I’m trying to make use of p3.16xlarge instance of Amazon AWS. It has 8 Tesla V100 GPUs and runs Windows. I’ve tried both CUDA 10.1 and 10.2 with the corresponding latest versions of the Tesla driver: 426.23 and 441.22.
Unfortunately, what happens in my CUDA application (both the real app and a test app just to demonstrate the issue) is that it hangs for up to 30 seconds in the first call to CUDA, which is cudaGetDeviceCount() as you can see in the call stack below.

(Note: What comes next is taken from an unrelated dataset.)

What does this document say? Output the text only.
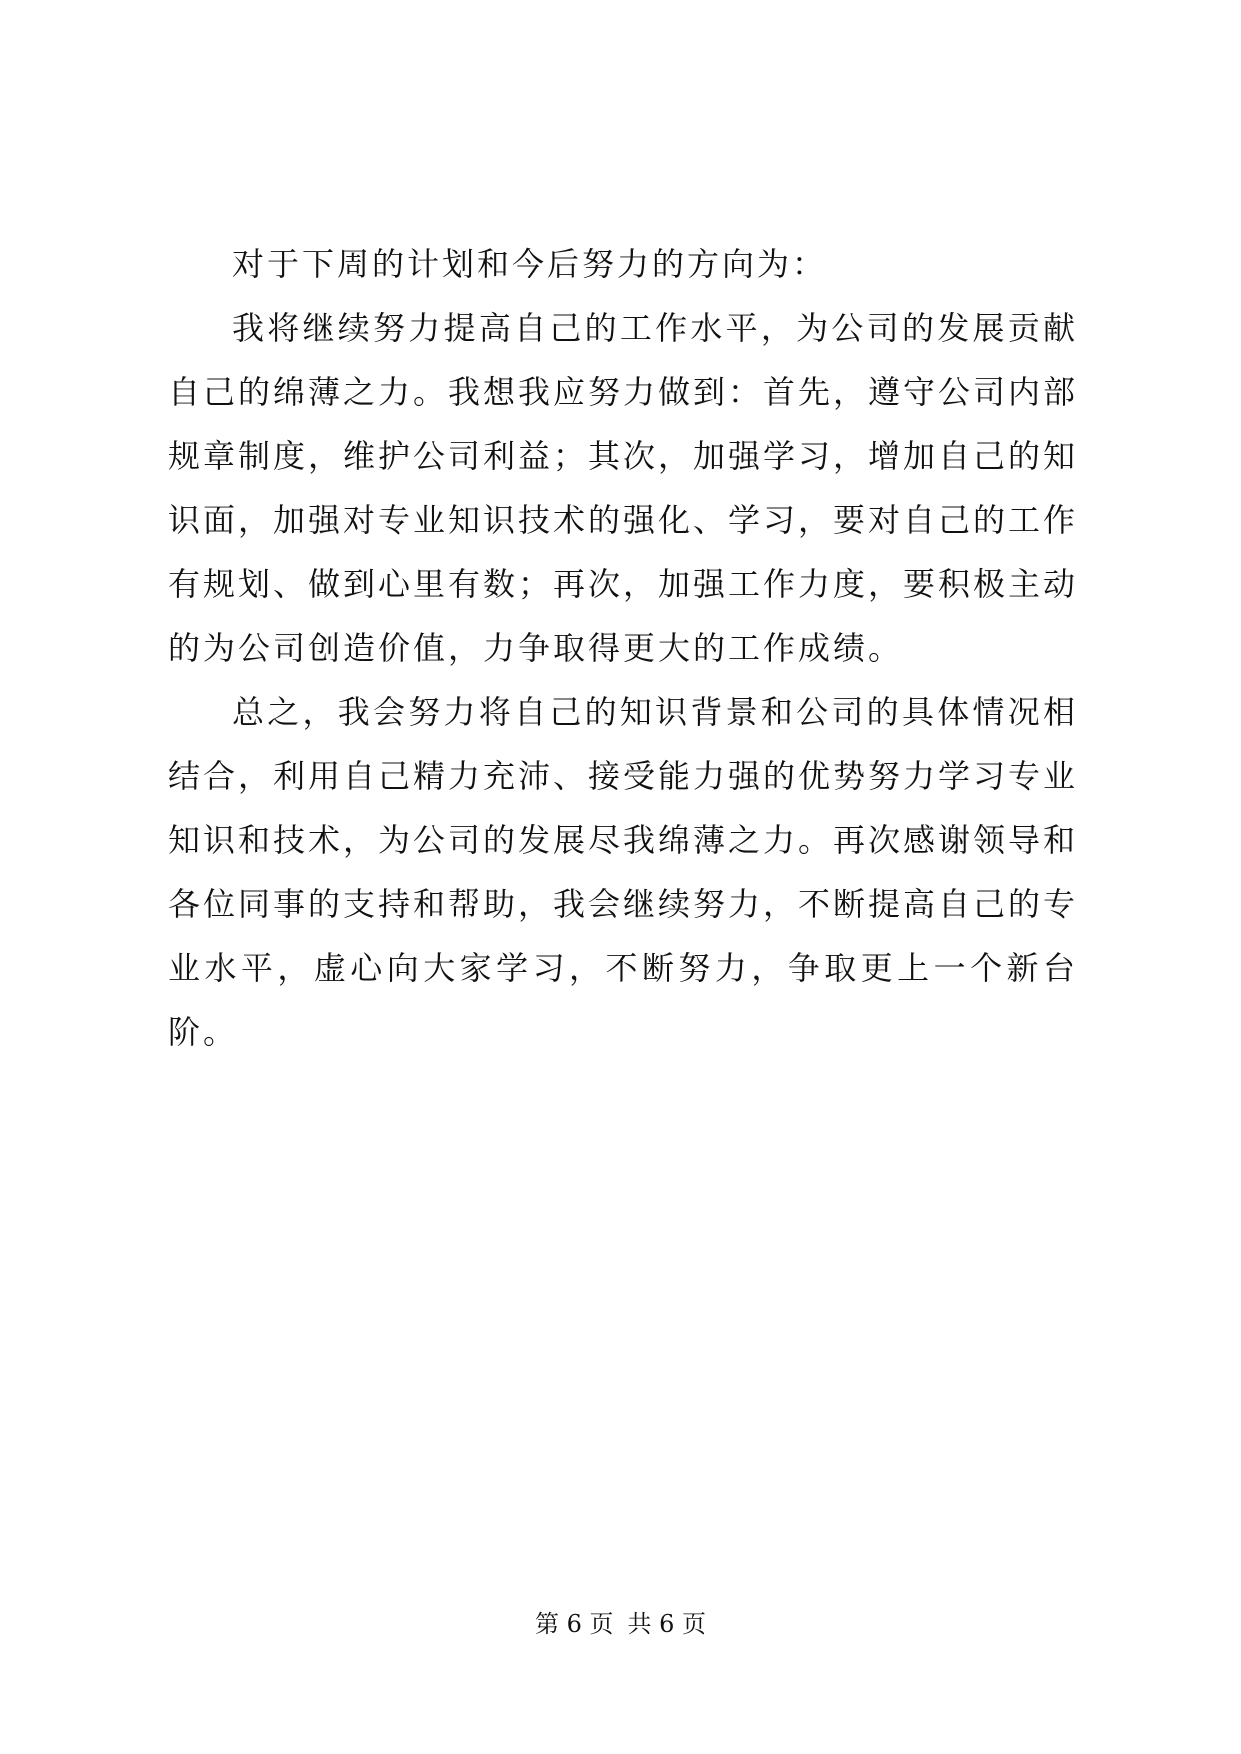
对于下周的计划和今后努力的方向为：

我将继续努力提高自己的工作水平，为公司的发展贡献自己的绵薄之力。我想我应努力做到：首先，遵守公司内部规章制度，维护公司利益；其次，加强学习，增加自己的知识面，加强对专业知识技术的强化、学习，要对自己的工作有规划、做到心里有数；再次，加强工作力度，要积极主动的为公司创造价值，力争取得更大的工作成绩。

总之，我会努力将自己的知识背景和公司的具体情况相结合，利用自己精力充沛、接受能力强的优势努力学习专业知识和技术，为公司的发展尽我绵薄之力。再次感谢领导和各位同事的支持和帮助，我会继续努力，不断提高自己的专业水平，虚心向大家学习，不断努力，争取更上一个新台阶。

第 6 页 共 6 页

Test1.exe!cudart::cuosOnce(unsigned int *,void (*)(void)) C++
Can you help with this problem?
A side issue along the way is that I was unable to load symbols for nvcuda.dll in the call stack above. If these symbols are at all published, how to load them?
Total amount of memory (GPU plus system memory) is a significant factor in CUDA initialization time, since all that memory needs to be mapped into a single unified memory map using operating system calls. I don’t know what the total amount of memory is for this configuration, but given that it sports 8 Tesla V100 I am guessing a lot, maybe around 512 GB?
That said, 30 seconds sounds excessive to me.
The RAM is 488 GB. After we reduced the number of video cards involved to a single one (with CUDA_VISIBLE_DEVICES=0), the initialization time (i.e. cudaGetDeviceCount() call) was reduced to about 6 seconds. So it seems the mapping occurs in a single CPU thread for every video card one by one. At least NVIDIA developers could reduce this delay by initializing video cards in parallel from different CPU threads.
Best I know, the OS calls for mapping memory are effectively non-parallelizable due to the use of a “giant lock”. So it is primarily high single-thread CPU performance that is needed to finish this task quickly. That implies high CPU clock frequency. My standing recommendation for GPU-accelerated system is to use CPUs with a base frequency >= 3.5 GHz, if possible.
I am not sure how the 30 second delay is causing issues. The CUDA startup overhead should be amortized over many minutes, even hours, of operation.
You may want to consider filing a feature request with NVIDIA for reduced startup overhead. It is reasonably safe to assume that only items tracked in the bug database are actionable.
Of course, 30 seconds delay is a lot. The task is small, computed in less than a second, and the users want an immediate response of the program. This issue in CUDA causes us to implement all the programs as servers, rather than just programs that take some files on input and produce output files. And this is a huge issue.
It seems operating systems are not designed for fast memory mapping. You could complain to Microsoft about it. The unified virtual memory address space is an important feature for CUDA, so the memory-mapping step is required. I would expect that the best NVIDIA engineers could do is go over the necessary sequence of OS API calls with a fine-toothed comb to see whether they can streamline it. Quite possibly they have done that already, but filing a feature request to ensure that is the case wouldn’t hurt.
As I stated in my initial reply, the 30 seconds startup overhead seems high even given the amount of memory in the system. You may want to try a Linux platform to see whether it is faster. I suspect it is (possibly by a factor of two or so), but I do not have any side-by-side data. Choosing a host with fast CPU(s) and fast system memory should help to, that might be another factor of two. I wonder whether the AWS instances are virtual machines that cause further performance degradation to the OS operations used in the mapping due to hypervisor overhead. You may want to run some experiments on bare metal to assess that.
The reality (for now) is that sub-second CUDA startup overhead is not going to happen with a system this large. As a practical approach maybe chose the smallest instance you can get away with.